Celebrate history at the Arboretum’s Strawberries & Cream Festival next Sunday!

Published 7:13 pm Friday, April 7, 2023

By The Crosby Arboretum

You are invited!  Come celebrate The Crosby Arboretum property history of having once been a Depression-era strawberry farm at the Strawberries & Cream Festival on Sunday, April 16, from 1:00 to 3:00 p.m. This long-running community event is free to the public.

 

The Arboretum’s 64-acre interpretive site is just one-tenth of the square mile of strawberry fields that once stretched westward across the land where Interstate 59 is humming today. Enjoy fresh strawberries, ice cream, Picayune Frog Lemonade, and live music on the beautiful Pinecote Pavilion. Children will enjoy participating in a cupcake decorating contest in “Cupcake Alley” that celebrates the beauty of our Mississippi native plant species by a theme of native plant blooms!  See our website (http://crosbyarboretum.msstate.edu/) for contest rules, posted under the calendar link to the event description, or pick up a copy of the rules at the Visitor Center.

 

The Crosby Arboretum was established as a living memorial to local timber pioneer L.O. Crosby, Jr., who passed away in December 1978, by members of his family. Mr.

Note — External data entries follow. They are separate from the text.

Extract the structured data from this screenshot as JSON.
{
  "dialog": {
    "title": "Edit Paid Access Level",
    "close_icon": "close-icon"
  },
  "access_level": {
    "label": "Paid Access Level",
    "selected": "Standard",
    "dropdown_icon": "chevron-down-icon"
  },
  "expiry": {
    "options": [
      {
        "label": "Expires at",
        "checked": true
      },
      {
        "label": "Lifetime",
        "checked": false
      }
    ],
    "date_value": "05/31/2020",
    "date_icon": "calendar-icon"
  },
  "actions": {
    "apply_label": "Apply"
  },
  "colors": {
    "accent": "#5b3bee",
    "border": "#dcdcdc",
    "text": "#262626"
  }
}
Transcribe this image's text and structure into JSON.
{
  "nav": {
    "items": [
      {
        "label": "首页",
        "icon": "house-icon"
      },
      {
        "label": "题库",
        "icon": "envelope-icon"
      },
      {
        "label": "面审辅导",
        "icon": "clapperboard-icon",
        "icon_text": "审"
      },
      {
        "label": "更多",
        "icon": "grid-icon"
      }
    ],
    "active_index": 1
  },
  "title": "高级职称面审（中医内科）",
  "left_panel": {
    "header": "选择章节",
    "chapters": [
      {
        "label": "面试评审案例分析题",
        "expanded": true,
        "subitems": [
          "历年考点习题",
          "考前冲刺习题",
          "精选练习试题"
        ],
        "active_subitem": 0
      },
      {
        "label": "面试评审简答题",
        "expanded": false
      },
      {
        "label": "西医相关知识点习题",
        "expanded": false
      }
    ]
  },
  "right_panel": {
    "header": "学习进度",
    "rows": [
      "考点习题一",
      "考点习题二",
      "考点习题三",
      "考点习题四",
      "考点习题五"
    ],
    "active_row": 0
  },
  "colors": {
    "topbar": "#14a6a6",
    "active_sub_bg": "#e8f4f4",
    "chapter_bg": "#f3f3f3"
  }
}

Crosby was the president and general manager of Crosby Forest Products Company of Picayune.  Creating the Arboretum was also for the purpose of providing a cultural, educational, and economic benefit for the local community.  Our public garden’s mission is to protect, preserve, and display plants that are native to the Pearl River Drainage Basin.  The Arboretum is dedicated to educating the public about their natural environment.

 

On your journey through our three-mile trail system you pass through our educational exhibits which feature Gulf Coast ecosystems, such as the Quaking Bog, Swamp Forest, and Gum Pond exhibits.  Woodland, Savanna, and Aquatic habitats are found at the Arboretum.  Here, you will see a variety of Mississippi native plant species, which are displayed in their natural communities rather than individual specimens.  Plants displayed in our Savanna Exhibit, such as the pale pitcher plants, are adapted to live with fire.  Prescribed burning is used as a management tool, so that visitors can view a landscape that appears much like it would have been hundreds of years ago, when periodic wildfires started by lightening would burn for great distances until encountering a barrier such as a river.

 

In the early years of the planning and development of the Arboretum, the property was called “the Strawberry farm”, although the crop was only grown for a few short years. Ed Blake, Jr., the Arboretum’s first director and developer of the site’s master plan, at times commented on how difficult it must have been to grow strawberries in the wet pine savanna landscape.

 

Following the use of the site for the agricultural crop, the land was later planted in slash pine in the 1940’s, which never made it to harvest as the trees were damaged in Hurricane Camille in 1969. On a walk through the Arboretum grounds, you will see these seventy-plus year old trees still standing, towering over the savannas and young forest.

 

In 1997, the public garden became part of Mississippi State University, and is operated by the MSU Extension Service. Gardeners will find the site of particular interest because of the variety of plants found here. More than 15,000 native plants have been installed in our exhibits. What are “native” plants, you may wonder? A simple definition is that they are the plants which were found here prior to European settlement. Mississippi native plants are well-adapted to our particular region, soils, and climate. Extension publications and other information on native plants is available at the Visitor Center, or on the MSU Extension website at http://extension.msstate.edu/.

 

So, come join us at Strawberries & Cream on April 16, and if you have never visited you may join the many visitors who have told us, “I’ve lived here all my life, and I’ve never been out to the Arboretum. Now that I visited today, I wish I’d started coming out here years ago.” Just remember, it is never too late to discover us!

 

Attend the Yoga program on the Pinecote Pavilion Saturday, April 15, from 10:00 to 11:30 a.m. Then, learn how to “Design a Pollinator Garden,” that afternoon from 1:00 to 2:00 p.m. We still have openings in the pendant-making jewelry workshop on Saturday, April 22 at 1:00 p.m.  See website for details. Call 601-799-2311 to sign up for classes (pay when you arrive).

 

Crosby Arboretum is located in Picayune, off I-59 Exit 4, at 370 Ridge Road (south of Walmart and adjacent to I-59) and is open Wednesday through Sunday from 9:00 a.m. to 5:00 p.m. (last admission at 4:00 p.m.). Leashed pets are always welcome on our three miles of walking trails.